Typ 1 bezeichnet einen Insulinmangel, hervorgerufen durch die teilweise oder völlige Zerstörung der Insulin produzierenden B-Zellen der Bauchspeicheldrüse. Hiervon sind häufig junge Menschen betroffen.
Typ 2 bezeichnet den klassischen „Altersdiabetes“, der in Deutschland einen hohen Prozentsatz der Menschen über 50 Jahren betrifft. Hierbei kann es zu einer zunehmenden Unempfindlichkeit gegen Insulin kommen, was die Insulinausschüttung erhöht und sämtliche Insulinvorräte in der Bauchspeicheldrüse erschöpft. Häufig sind die Patienten älter (> 50 J.), übergewichtig und leiden oft auch unter Bluthochdruck.

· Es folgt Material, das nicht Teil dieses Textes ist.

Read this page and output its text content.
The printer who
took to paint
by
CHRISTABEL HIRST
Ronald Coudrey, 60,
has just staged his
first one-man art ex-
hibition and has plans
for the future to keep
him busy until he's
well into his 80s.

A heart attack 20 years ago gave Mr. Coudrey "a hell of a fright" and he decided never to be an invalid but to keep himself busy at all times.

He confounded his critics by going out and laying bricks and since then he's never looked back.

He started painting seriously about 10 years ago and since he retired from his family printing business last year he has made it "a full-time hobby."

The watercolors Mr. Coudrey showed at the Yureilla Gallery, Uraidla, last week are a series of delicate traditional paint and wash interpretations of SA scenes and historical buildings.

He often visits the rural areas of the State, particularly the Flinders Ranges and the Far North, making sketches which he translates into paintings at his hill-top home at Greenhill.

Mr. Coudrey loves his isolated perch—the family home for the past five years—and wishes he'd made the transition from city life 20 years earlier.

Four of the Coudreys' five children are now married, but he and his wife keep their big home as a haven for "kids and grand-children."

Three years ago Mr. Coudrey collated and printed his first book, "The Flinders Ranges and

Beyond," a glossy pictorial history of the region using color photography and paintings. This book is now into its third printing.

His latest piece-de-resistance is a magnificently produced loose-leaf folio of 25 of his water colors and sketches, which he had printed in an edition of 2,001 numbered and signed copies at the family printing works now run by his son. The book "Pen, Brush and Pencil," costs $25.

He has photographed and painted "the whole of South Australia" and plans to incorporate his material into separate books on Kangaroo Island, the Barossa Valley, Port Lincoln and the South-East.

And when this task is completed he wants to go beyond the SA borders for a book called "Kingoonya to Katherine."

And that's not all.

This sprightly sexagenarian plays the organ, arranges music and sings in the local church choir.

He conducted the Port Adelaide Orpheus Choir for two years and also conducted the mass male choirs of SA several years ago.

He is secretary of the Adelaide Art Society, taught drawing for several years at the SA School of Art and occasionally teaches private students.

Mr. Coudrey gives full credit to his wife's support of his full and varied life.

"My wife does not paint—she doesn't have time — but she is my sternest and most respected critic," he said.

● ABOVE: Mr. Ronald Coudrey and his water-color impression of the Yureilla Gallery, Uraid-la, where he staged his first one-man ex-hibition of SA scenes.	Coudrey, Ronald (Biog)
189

Therapie: Während beim Typ-1-Diabetes als Therapie ausschließlich der Ersatz von Insulin (durch Tabletten oder Spritzen) möglich ist, kann man beim Typ-2-Diabetes durch Gewichtsabnahme, eine sinnvolle Diät und Tabletten oft schon einen starken Rückgang der Krankheit bewirken. Bei beiden Formen muss eine möglichst zuckerfreie Diät angestrebt werden.